Until recently, I admired the autism parent community from afar. Like the parents who awakened and changed the schizophrenia treatment world, parents of autistic children have moved both treatment and public opinion about the disorder almost 180 degrees from where it had been.

They did it fairly quickly, too: bringing autism from an obscure and stigmatized issue to a topic discussed openly in less than a generation.

I’ve watched with wonder as the autism world has developed and changed. While public knowledge, research funding, and public services aren’t adequate, they’ve come so far.

Along with increased visibility and power, however, conflict and controversy have followed. Passionate disagreement and painful divisions persist even as scientific progress is made. Those who should be allies remain at odds over issues like vaccination and whether autism is a disability or a ‘neurodifference.” The search for cause, effective intervention, and acceptance of people with autism and autism spectrum disorders have divided and splintered the advocates working so hard for the same purpose: improved lives.
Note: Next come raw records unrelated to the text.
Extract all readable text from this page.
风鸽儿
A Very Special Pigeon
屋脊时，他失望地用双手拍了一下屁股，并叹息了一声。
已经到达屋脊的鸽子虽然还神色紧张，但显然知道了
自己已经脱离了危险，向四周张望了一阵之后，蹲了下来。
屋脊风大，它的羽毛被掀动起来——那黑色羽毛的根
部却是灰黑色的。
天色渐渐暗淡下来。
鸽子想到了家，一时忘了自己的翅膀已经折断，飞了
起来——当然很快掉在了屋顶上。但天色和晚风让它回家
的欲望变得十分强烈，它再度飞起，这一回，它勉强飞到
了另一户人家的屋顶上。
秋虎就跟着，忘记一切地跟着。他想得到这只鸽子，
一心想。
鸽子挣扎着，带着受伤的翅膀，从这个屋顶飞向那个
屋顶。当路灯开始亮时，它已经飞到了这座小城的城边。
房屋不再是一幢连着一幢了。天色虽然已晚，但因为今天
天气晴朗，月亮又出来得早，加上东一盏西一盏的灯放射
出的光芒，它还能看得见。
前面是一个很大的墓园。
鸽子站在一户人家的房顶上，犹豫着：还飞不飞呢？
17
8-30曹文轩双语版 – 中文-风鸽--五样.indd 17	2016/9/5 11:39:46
I’m a parent advocate for what would seem to be an unrelated issue: eating disorders. So it has been with particular interest that I see the main drivers of the autism movement have been parents – just as it was with schizophrenia. 

As has been recently reported, most notably in a recent article in Time Magazine, it may turn out that the autism world and the eating disorder world have more in common than both having once been blamed on parents. The symptoms of anorexia could very well be an alternate manifestation of autism: rigidity of focus – in this case on aspects of diet and body image, - difficulty interpreting the emotions of others, and becoming easily overwhelmed by emotions.

Although I see the potential for cross pollination – we may learn more about both autism and anorexia as we examine the relationship – I also see the potential for increased divisions. The eating disorder world is often resistant to biological “determinism,” and the autism world may not welcome bedfellows from another controversial and internally divided constituency.

Parent advocates from both autism and eating disorders may not care to take on the burdens of each other’s stigmatized positions – but I have confidence we eating disorder advocates have a great deal to learn from the autism world about advocacy, fierce parenting, and controversy.